Thursday, December 19, 2024

Earth’s Core has stopped spinning and Could now be going in Reverse, According to Study

Far below the Earth’s surface, thousands of kilometres beneath our feet, our planet’s core seems to be acting a bit unusual. Scientists believe that Earth’s inner core has stopped spinning. But as scary as it sounds, they also say this isn’t the first time it’s happened.  

The Earth’s inner core, an insanely hot iron ball roughly the size of Pluto, appears to have stopped spinning, and researchers say it might even be spinning the other way. New research published Monday in the Nature Geoscience journal analyzed seismic waves from repeating earthquakes over the last six decades and concluded that the core’s rotation stopped around the year 2009 and then slowly restarted in the opposite direction.

In a study published in Nature Geoscience by geophysicists Yi Yang and Xiadong Song of Peking University, the two scientists studied seismic wave data from earthquakes that travelled through Earth’s core between the 1960s and the present day. In looking for variations in these seismic waves, researchers were able to observe changes in the Earth’s inner layers.

Data collected by Yang and Song shows that, around 2009, standard variations in seismic wave recordings subsided. According to them, this indicates that the rotation of Earth’s inner core has likely paused. They also noted changes from around the early 1970s that could point to another slowdown or rotation change around that time. The two geophysicists proposed that the Earth’s core can pause its rotation and even reverse its direction in cycles lasting about 70 years.

The liquid outer core of the earth surrounds the primarily iron and nickel-based inner core, allowing it to spin separately from the earth’s rotation.
Yang and Song propose that the magnetic fields on our planet and the duration of our days may be affected by these changes in the core rotation.
They also point out that we probably will not notice these changes or feel their effects in our day-to-day lives.

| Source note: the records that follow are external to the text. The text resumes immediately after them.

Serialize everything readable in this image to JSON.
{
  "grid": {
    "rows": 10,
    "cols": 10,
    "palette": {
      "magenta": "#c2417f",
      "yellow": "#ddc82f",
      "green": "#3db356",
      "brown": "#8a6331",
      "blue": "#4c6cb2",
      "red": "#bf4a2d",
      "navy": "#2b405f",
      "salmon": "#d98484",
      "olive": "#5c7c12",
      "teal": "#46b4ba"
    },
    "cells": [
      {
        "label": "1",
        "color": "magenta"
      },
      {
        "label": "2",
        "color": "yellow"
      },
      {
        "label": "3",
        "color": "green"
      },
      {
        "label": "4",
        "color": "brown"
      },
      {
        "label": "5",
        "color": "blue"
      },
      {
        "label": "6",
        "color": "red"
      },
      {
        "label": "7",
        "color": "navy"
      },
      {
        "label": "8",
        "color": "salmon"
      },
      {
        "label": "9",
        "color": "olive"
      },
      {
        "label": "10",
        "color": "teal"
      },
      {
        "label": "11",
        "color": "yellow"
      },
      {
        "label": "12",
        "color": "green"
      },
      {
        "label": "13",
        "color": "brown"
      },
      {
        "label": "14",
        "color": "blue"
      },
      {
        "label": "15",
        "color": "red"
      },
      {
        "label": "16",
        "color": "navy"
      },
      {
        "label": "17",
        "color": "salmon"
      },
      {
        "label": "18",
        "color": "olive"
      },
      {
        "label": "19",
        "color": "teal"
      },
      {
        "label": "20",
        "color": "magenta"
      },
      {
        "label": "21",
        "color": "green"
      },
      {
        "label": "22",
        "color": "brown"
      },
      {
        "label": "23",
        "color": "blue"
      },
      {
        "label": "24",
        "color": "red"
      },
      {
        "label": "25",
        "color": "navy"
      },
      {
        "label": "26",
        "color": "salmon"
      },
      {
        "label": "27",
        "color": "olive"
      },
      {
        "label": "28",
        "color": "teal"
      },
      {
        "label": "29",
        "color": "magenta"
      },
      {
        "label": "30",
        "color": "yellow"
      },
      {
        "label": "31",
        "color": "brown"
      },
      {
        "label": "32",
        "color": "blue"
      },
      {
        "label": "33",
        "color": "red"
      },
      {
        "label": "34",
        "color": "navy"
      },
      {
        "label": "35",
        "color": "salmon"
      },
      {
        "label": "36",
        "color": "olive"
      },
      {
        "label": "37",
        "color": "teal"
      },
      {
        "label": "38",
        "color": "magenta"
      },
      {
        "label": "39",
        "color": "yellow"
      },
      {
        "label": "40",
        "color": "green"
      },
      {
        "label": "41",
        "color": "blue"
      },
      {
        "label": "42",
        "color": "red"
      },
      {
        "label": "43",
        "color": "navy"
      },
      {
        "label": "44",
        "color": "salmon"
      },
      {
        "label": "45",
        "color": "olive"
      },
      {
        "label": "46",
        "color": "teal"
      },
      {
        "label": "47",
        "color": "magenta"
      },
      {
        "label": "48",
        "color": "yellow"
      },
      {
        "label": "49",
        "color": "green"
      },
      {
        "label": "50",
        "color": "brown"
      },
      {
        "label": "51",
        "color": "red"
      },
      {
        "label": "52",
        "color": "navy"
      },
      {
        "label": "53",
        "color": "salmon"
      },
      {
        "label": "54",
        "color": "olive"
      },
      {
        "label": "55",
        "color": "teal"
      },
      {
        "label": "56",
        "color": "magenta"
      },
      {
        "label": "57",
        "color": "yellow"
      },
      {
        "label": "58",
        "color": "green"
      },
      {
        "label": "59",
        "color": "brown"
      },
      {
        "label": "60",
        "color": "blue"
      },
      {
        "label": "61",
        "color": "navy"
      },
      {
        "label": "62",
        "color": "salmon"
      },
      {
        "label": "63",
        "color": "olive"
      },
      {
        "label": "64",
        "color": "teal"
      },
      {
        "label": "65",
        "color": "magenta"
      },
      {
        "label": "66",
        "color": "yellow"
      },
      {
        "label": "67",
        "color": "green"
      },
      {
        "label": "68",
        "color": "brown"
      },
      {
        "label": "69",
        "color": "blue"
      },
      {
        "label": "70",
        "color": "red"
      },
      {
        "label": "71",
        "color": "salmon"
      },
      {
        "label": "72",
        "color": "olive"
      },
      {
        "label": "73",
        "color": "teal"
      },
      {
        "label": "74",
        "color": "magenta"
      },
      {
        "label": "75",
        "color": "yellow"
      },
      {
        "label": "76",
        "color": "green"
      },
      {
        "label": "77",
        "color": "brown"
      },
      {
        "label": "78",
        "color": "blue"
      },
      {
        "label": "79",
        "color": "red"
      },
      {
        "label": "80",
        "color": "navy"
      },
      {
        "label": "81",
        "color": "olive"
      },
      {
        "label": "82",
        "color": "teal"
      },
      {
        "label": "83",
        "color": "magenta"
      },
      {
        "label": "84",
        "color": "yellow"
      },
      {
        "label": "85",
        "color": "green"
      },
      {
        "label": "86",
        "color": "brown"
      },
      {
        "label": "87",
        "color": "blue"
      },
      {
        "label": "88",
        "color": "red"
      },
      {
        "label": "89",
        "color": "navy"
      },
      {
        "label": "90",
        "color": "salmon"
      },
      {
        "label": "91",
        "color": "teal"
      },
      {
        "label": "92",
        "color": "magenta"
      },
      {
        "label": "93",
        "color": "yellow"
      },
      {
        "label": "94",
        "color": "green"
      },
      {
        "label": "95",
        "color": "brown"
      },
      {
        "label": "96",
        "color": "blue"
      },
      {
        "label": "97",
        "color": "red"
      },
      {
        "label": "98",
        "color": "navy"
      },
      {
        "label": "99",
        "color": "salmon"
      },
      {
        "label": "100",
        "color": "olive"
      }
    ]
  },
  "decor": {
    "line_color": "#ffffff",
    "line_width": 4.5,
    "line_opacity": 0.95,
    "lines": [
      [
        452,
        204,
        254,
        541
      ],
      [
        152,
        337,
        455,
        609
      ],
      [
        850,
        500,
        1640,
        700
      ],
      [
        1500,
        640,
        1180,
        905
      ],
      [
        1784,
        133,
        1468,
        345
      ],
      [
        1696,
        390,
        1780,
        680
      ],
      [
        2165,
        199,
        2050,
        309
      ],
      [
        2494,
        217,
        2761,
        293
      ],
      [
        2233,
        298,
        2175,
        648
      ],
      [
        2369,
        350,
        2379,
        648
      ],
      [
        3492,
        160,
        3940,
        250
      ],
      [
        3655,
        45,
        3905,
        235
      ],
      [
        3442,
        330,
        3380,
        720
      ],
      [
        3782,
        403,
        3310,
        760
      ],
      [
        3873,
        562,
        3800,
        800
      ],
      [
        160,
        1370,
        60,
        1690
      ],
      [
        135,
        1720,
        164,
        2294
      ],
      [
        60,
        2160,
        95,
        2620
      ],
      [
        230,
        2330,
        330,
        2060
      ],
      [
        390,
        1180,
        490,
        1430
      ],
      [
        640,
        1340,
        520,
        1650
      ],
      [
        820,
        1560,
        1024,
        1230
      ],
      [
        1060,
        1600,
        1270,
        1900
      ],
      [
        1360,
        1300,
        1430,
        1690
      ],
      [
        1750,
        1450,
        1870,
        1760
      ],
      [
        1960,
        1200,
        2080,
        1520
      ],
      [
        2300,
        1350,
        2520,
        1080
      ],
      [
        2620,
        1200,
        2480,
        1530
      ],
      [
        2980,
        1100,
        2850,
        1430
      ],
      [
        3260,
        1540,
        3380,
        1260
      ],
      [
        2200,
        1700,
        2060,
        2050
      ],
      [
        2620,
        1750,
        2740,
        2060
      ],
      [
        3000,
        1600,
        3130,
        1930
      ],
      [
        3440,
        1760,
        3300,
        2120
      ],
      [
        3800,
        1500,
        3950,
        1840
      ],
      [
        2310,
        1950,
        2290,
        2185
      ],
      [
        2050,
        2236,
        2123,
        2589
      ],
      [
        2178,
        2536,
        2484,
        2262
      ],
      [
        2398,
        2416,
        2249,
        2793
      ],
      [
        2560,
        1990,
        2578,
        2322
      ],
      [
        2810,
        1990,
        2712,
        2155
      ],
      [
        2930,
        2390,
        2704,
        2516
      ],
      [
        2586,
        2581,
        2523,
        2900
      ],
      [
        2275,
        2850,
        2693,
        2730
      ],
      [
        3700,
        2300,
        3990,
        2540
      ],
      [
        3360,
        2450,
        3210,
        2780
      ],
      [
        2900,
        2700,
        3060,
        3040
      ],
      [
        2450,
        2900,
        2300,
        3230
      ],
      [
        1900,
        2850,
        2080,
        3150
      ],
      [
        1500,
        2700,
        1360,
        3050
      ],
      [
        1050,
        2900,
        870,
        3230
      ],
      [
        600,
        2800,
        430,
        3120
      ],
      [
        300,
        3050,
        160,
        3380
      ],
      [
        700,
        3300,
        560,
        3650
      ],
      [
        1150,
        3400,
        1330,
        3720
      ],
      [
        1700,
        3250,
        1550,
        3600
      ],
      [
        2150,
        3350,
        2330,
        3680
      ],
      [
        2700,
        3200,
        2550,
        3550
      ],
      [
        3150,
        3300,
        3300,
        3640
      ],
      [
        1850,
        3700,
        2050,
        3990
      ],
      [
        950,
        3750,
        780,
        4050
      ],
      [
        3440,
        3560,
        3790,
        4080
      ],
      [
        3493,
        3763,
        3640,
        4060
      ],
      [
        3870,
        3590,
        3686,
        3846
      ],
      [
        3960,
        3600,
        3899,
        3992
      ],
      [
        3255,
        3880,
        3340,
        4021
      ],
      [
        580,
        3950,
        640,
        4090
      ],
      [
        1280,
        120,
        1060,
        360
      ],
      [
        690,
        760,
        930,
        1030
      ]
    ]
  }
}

While the effects of these directional changes above the Earth’s surface are mostly unknown, the study’s authors claim they can observe a consistent pattern in which the core behaves like a swing with respect to the Earth’s surface, changing direction roughly every 70 years.


  “We think that the core is, relative to the surface of the earth, rotating in one direction and then the other, like a swing,” Xiaodong Song and Yi Yang, the study authors at Peking University in China, told AFP.

The next rotational change is predicted to occur in the middle of the 2040s, with the previous one occurring before 2009 and taking place in the early 1970s. The majority of the Earth’s core is unknown. It is challenging to investigate because of its tremendous depth below the surface of the planet.